Der Überschuss sei ein „großartiger Erfolg einer langfristig angelegten Politik“, lobte Bürgermeister Olaf Scholz (SPD) die Arbeit seines Senats und fasste es mit dem schlichten Satz zusammen: „Die Sozis können mit Geld umgehen.“ Ebenso wie SPD-Fraktionschef Andreas Dressel strich er den Unterschied zur schwarz-grünen Vorgängerregierung heraus, die zwischen „Diät und zu viel essen“, also zwischen hohen Ausgaben und Sparprogrammen, hin und her geschlingert sei.

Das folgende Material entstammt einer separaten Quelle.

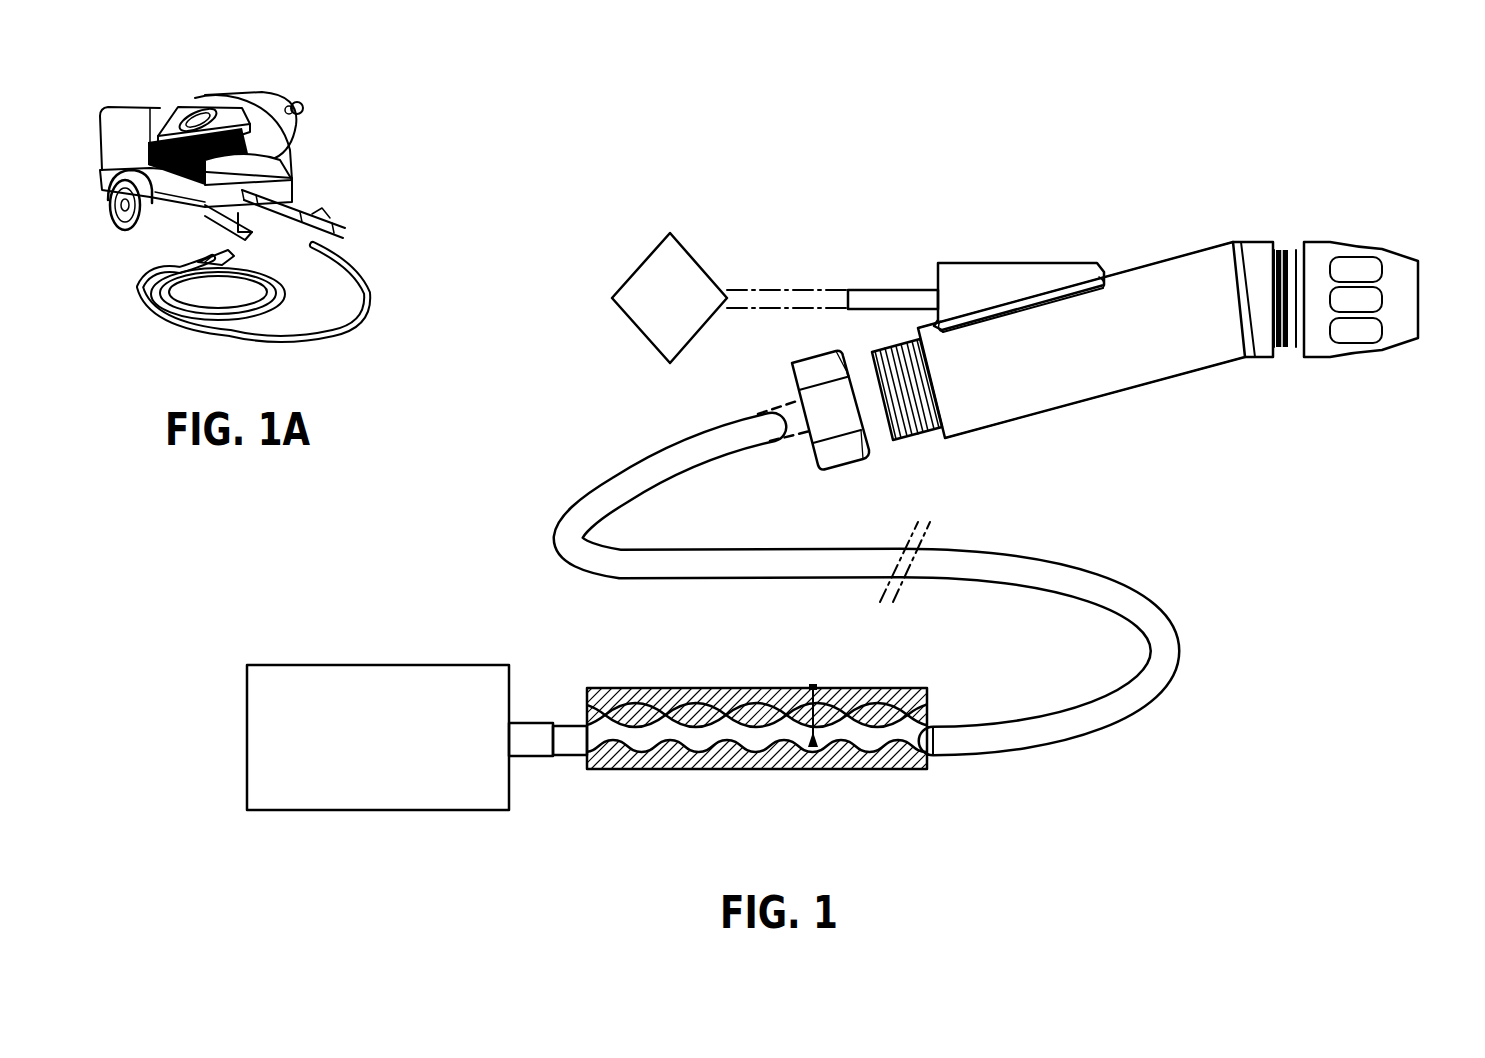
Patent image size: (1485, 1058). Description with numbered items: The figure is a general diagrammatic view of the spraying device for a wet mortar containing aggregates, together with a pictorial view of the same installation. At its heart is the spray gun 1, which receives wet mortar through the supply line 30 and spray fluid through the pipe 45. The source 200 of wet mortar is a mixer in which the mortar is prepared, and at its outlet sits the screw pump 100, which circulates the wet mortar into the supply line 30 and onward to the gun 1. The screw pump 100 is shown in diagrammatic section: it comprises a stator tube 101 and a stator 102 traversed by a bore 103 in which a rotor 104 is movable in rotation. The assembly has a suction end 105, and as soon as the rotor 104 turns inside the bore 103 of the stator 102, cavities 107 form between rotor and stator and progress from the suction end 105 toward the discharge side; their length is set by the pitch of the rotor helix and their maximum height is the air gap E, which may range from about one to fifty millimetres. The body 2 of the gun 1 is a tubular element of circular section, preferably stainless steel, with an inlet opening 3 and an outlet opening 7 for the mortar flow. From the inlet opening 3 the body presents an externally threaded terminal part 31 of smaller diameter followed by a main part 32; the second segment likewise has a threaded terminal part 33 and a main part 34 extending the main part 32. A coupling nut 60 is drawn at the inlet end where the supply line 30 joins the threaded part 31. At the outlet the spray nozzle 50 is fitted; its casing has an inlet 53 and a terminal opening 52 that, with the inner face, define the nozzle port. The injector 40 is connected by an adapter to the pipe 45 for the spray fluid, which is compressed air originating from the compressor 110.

Für ihn gelte hingegen: „Die Grundlage von allem ist Seriosität.“ Etwas „Besonderes“ sei auch, dass die SPD noch vor der Wahl den Doppelhaushalt 2015/2016 verabschiedet habe. Andere Senate hätten das nicht geschafft.

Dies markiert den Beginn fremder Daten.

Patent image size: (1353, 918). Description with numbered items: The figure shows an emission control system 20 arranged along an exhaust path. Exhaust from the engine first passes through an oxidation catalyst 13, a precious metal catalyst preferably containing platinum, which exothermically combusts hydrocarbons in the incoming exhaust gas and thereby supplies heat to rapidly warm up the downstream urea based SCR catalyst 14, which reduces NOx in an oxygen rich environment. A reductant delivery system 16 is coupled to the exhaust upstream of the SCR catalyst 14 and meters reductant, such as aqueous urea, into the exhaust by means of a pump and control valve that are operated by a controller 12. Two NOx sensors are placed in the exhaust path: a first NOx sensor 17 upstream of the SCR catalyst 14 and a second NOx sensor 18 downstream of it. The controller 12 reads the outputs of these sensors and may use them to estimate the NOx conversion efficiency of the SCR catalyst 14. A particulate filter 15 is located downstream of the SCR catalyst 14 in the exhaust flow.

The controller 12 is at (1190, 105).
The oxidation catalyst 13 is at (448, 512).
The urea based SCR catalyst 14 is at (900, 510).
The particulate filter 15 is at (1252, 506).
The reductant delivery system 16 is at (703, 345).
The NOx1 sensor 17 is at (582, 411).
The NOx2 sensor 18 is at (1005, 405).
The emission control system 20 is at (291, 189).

Das brachte Grünen-Fraktionschef Jens Kerstan auf die Palme. „Billigstes und unterstes Niveau“ sei der Scholz-Vorwurf. Schwarz-Grün habe 2010 keinen Haushalt mehr verabschieden können, weil die Grünen die Koalition verlassen hätten. Dass eine Alleinregierung fristgerecht einen Etat zustande bringt, sei ja wohl selbstverständlich. Im Übrigen sei es „Dreistigkeit“ und „Arroganz der Macht“, dass der Senat sich für Haushaltszahlen feiere, die er noch gar nicht veröffentlicht habe.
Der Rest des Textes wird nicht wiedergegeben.